Lots of variety at Hockley Resort’s markets
There were only six booths at the recently established farmers’ market at the Hockley Resort Sunday, but you could buy anything from wild boar steaks to butter tarts – and it seems there’ll be a lot more at future markets.
“There were two other booths over there,” said Laura Jean Speers of Speers Farm as she offered sausage-sized allbeef hot dogs on large wholewheat buns at the Speers Farm Amaranth display, where you could walk away with beef that had been aged 21 days.
The Laura Jean and Wayne Speers booth was adjacent to that of Sue Lowery and Tony Toivonen’s Wild Boar Reserve one where Mono resident Laura Baker was buying some unusual steaks, filling out petition to keep small slaughterhouses open, and recommending her favourite eatery at Mono Centre.
In an interview after the market, Mr. Toivonen said new regulations coming down the pipes are likely to force closure of small abattoirs in favour of the large ones.
This, he said, would have an adverse effect on specialty farms. “We would be pushed out along with other small producers because the large abattoirs are not interested” in the volume.

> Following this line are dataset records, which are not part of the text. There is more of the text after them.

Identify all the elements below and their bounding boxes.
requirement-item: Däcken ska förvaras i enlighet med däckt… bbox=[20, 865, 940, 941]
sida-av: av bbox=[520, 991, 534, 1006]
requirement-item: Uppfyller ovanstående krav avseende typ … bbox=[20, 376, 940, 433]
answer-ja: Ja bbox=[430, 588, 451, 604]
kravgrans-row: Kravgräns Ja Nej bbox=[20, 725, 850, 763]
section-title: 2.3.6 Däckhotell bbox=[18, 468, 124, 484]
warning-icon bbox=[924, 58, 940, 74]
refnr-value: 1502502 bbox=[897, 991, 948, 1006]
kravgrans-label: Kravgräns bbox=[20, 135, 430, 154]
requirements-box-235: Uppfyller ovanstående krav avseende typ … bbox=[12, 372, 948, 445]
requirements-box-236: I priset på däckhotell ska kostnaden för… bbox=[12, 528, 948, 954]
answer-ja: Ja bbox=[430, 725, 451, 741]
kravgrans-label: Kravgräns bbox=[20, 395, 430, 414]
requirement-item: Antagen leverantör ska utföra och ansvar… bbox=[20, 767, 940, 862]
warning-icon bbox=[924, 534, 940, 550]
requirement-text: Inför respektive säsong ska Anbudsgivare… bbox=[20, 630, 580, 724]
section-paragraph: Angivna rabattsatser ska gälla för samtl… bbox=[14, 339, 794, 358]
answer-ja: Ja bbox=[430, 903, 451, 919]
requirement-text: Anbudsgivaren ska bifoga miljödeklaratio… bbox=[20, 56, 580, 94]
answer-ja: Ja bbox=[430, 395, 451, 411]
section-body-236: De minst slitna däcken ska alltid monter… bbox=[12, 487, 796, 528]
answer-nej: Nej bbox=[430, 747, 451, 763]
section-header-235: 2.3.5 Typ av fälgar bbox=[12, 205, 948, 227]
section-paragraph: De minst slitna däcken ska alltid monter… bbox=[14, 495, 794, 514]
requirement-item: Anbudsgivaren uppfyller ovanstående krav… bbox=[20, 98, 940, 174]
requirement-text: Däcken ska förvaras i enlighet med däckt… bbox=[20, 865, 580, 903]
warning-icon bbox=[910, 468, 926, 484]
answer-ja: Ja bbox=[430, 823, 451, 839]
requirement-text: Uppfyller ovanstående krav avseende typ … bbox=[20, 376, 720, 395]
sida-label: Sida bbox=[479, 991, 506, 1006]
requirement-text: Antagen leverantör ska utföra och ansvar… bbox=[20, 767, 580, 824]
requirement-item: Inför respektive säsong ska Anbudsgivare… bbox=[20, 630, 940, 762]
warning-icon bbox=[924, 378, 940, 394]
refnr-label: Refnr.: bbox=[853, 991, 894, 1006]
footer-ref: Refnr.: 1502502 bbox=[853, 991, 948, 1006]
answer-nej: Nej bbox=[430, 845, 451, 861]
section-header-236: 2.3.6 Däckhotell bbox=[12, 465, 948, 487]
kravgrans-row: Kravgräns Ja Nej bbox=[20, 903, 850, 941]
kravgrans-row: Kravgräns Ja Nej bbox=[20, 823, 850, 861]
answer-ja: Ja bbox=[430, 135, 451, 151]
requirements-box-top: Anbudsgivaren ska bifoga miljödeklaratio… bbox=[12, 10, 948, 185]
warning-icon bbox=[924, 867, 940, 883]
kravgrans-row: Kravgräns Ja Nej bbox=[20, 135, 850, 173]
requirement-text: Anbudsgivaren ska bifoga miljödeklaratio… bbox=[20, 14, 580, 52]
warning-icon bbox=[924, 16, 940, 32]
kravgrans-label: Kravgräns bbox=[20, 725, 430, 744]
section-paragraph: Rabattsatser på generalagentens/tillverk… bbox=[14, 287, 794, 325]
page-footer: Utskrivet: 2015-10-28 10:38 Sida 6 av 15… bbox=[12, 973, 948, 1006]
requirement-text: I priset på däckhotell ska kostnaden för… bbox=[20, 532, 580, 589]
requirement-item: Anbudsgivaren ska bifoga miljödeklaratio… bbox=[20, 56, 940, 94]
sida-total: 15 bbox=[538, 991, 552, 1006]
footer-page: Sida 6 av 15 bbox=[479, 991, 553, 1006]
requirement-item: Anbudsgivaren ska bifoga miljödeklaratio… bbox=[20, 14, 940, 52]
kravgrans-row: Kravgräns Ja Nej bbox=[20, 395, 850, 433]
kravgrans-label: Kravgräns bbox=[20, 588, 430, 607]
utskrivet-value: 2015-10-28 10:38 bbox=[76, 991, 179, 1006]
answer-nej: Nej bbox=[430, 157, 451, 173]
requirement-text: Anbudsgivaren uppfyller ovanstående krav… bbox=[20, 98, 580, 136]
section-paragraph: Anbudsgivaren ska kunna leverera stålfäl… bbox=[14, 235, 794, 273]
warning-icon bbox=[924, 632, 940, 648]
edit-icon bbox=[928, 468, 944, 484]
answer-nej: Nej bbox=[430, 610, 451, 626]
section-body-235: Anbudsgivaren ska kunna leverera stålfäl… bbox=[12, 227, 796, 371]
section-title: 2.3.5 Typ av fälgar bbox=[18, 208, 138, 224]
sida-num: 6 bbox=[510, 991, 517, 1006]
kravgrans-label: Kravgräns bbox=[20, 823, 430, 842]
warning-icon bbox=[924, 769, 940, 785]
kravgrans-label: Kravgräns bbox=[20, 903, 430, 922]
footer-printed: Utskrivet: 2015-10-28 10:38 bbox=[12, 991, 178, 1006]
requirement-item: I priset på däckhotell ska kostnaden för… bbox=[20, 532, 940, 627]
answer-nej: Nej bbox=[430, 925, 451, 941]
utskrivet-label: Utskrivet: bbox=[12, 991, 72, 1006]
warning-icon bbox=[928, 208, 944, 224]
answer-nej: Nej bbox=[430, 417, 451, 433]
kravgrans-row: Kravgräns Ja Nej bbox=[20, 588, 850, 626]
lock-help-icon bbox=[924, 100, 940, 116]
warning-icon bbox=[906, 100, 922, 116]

His observation, oddly enough, comes at a time when the federal and provincial governments are discussing ways to allow inter-provincial trading in meat. The question that arises is whether the federally inspected slaughterhouse is safer than the provincially inspected one next door or, apparently in some cases, within the same building.
While Sue and Tony were discussing abattoirs, artist Carol Gregg was concentrating across the way on some paintings she was completing while offering others for sale. There were a few buyers in the early afternoon, but the majority of customers had come early in the morning.
The best positioned booth Sunday might have been the butter tart display as you entered the market. From a quick scan, it appeared that ever kid was urging the parents to buy them a tart.
The operator said almost all of his stock had been purchased by the early morning crowd.
One might say it was a Sunday of contrasts in Mono.
Over at the Orangeville Fairgrounds, there were about 180 displays of firearms. That was a smaller number than on most Sundays when, said Dennis Wright, there are usually about 230.
But it was the Civic Holiday weekend, and even the vendors need to have a holiday from time to time.
On the abattoir issue, the Canadian Cattlemen’s Association is viewing the move to inter-provincial trade “as an important first step in maintaining the competitiveness of the beef business in Canada,” according to Farm Credit Canada.
Hitherto, provincially inspected meat from, say, Ontario could not be marketed in Manitoba and vice versa. Only federally inspected meat could be traded across provincial borders.
The problem for Canadian producers was two-fold: Country of Origin Labelling was driving the costs of exports higher with a resultant loss of business; and the U.S. had no restrictions on movement of meat across State borders.